Ich möchte unheimlich gerne mal zwei, drei Jahre mit meinen Kindern in Kalifornien leben – und zwar nicht wegen des Wetters, sondern wegen einer Einstellung, die in den USA weit verbreitet ist. Sie lautet: „Du schaffst das!“ Wenn ich sehe, wie die High School Kids in den USA ihre Teams anfeuern und mit welcher Leidenschaft und Begeisterung sie ihren Hobbys nachgehen – ob Frisbee, Cheerleading oder Schachclub, bin ich immer ganz fasziniert. In Deutschland wurden mir meine Wünsche, Wege und Ziele so oft schlechtgeredet, ich musste erst ganz viel Mut entwickeln, um mich gegen das „Das-kannst-du-nicht“ durchzusetzen. Für meine Kinder wünsche ich mir, dass sie schon viel früher lernen, an ihre Sache zu glauben und dafür zu kämpfen – egal, was die anderen Leute davon halten. Na gut, eine kleine Rolle spielt das gute Wetter in Kalifornien auch... Und für alle, die sich jetzt Sorgen machen: Mein Mann dürfte natürlich auch mit!
15) Worauf fühlt sich deine Haut am wohlsten?
Die Haut meiner Kinder beim Einschlafen. Wenn ich meine Mädchen abends noch ein bisschen kraule und merke, wie sie unter meinen Fingerspitzen in den Schlaf gleiten.
16) Schönste Sünde?
Drei Dinge kaufe ich ausnahmslos immer, wenn sich die Gelegenheit bietet: Nagellack, Schokokekse und Bücher. Nagellack: ziemlich lächerlich, weil ich doch immer nur den gleichen trage – und zwar ausschließlich auf den Zehennägeln! Schokokekse: leider alles andere als lächerlich, weil ich tatsächlich jeden einzelnen aufesse! Und Bücher: Kann man jemals genug Bücher haben?
17) Eine gute Entdeckung der letzten Zeit?
Dass mein Mann DOCH kochen kann!
18) Beste Lehre, die dir zuteil wurde?
Eindeutig: Dass es sich lohnt, sich selbst zu lieben. Ich war schon immer sehr kritisch mit mir, wollte immer alles noch besser machen – und war mir dennoch nie gut genug. Ganz oft haben die Leute die Augen verdreht, gesagt, ich solle mal ein Auge zudrücken, es locker sehen – oder schlimmer noch: Sie dachten, ich sei nur auf Komplimente aus. In Wahrheit wusste ich einfach nicht, wie ich mich selbst mehr mögen könnte. Vor einem Jahr dann sagte eine sehr kluge Frau zu mir: „Lieb dich so, wie du deine Kinder liebst!“ Und in diesem Moment hat es bei mir KLICK gemacht. Ich musste erstmal heulen, weil es so einfach war, aber ja: Seitdem schenke ich mir die Liebe, das Vertrauen und die Nachsicht, die ich auch meinen Töchtern entgegenbringe. Und das fühlt sich sehr, sehr warm an.
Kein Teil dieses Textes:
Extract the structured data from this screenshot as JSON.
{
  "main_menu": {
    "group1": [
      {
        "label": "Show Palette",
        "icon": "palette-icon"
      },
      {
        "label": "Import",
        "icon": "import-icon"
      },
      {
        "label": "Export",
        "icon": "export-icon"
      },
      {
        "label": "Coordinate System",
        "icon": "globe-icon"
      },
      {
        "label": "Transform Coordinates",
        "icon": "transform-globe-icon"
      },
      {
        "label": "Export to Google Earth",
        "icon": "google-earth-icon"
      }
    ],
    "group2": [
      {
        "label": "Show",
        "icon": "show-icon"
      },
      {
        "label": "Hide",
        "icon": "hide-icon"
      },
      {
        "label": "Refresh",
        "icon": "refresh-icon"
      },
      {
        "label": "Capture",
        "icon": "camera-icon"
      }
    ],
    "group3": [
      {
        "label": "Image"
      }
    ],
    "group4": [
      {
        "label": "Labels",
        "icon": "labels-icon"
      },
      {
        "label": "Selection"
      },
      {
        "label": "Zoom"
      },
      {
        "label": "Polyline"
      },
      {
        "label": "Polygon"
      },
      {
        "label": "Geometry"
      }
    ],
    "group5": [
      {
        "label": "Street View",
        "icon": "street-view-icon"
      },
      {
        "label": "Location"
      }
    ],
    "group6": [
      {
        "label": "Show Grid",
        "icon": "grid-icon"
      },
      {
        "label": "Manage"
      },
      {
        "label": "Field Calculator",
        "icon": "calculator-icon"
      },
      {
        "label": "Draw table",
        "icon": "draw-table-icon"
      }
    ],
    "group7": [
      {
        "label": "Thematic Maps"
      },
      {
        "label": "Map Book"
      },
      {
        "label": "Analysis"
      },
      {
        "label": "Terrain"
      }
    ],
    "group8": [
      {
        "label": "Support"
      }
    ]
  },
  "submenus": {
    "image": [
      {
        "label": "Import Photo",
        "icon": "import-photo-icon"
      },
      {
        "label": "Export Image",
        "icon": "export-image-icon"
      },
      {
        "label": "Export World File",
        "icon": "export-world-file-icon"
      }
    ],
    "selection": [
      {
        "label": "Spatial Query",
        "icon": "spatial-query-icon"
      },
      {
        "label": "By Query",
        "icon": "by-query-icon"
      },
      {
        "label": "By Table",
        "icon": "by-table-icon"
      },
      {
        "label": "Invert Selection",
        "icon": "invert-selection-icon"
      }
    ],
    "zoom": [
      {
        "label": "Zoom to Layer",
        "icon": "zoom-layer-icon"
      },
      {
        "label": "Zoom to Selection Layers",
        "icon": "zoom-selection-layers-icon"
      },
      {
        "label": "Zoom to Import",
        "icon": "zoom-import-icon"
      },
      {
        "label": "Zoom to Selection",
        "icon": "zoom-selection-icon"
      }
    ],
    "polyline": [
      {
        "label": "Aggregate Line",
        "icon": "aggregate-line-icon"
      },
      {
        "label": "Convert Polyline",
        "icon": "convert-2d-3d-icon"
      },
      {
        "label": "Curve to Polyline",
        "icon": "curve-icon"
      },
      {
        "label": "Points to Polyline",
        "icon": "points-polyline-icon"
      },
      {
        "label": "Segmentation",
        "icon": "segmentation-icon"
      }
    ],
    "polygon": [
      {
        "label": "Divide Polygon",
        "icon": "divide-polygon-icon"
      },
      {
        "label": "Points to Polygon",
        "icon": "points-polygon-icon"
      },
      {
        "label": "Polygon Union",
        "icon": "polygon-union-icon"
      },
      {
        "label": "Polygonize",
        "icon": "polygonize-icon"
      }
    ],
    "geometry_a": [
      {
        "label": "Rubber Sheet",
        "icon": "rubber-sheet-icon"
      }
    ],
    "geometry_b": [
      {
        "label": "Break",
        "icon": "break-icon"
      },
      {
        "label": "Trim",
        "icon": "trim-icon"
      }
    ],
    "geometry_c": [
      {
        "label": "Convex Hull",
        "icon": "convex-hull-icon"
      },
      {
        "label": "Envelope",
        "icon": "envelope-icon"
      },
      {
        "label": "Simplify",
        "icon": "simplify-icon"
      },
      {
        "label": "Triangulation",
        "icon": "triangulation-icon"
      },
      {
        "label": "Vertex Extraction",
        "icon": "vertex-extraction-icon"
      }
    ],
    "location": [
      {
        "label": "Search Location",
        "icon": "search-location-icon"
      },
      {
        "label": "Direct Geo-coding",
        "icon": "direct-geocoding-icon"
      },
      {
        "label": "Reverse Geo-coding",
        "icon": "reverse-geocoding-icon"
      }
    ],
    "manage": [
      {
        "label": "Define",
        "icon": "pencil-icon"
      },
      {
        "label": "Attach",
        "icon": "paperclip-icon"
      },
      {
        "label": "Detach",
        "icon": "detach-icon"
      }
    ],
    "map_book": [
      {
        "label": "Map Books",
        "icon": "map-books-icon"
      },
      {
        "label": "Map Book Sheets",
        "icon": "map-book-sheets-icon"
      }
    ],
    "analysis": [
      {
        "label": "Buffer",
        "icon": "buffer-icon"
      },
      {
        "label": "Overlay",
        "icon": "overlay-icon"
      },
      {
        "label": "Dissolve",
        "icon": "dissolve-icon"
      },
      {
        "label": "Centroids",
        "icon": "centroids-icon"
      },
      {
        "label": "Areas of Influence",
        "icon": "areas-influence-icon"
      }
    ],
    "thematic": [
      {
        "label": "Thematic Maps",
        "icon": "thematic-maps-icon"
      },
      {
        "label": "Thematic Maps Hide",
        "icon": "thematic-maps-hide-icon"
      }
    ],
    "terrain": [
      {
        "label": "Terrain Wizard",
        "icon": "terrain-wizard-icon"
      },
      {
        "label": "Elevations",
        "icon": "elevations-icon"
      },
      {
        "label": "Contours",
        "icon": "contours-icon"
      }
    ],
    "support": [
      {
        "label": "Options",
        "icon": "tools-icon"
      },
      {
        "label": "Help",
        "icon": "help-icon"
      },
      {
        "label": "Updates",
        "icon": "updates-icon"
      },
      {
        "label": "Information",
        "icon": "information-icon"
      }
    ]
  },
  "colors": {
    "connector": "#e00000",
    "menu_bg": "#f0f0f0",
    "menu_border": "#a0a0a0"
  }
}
19) Ein schöner Mensch, den du nicht persönlich kennst?
In dieser Hinsicht bin ich leider sehr desillusioniert. Ich dachte schon so oft: Ach, das ist aber ein schöner Mensch! Und dann hab ich die meisten dieser Menschen tatsächlich persönlich kennengelernt und dachte: Ach, ist das aber eine riesengroße Illusion. (In einigen Fällen dachte ich sogar: Ach, ist das aber ein Vollarsch...)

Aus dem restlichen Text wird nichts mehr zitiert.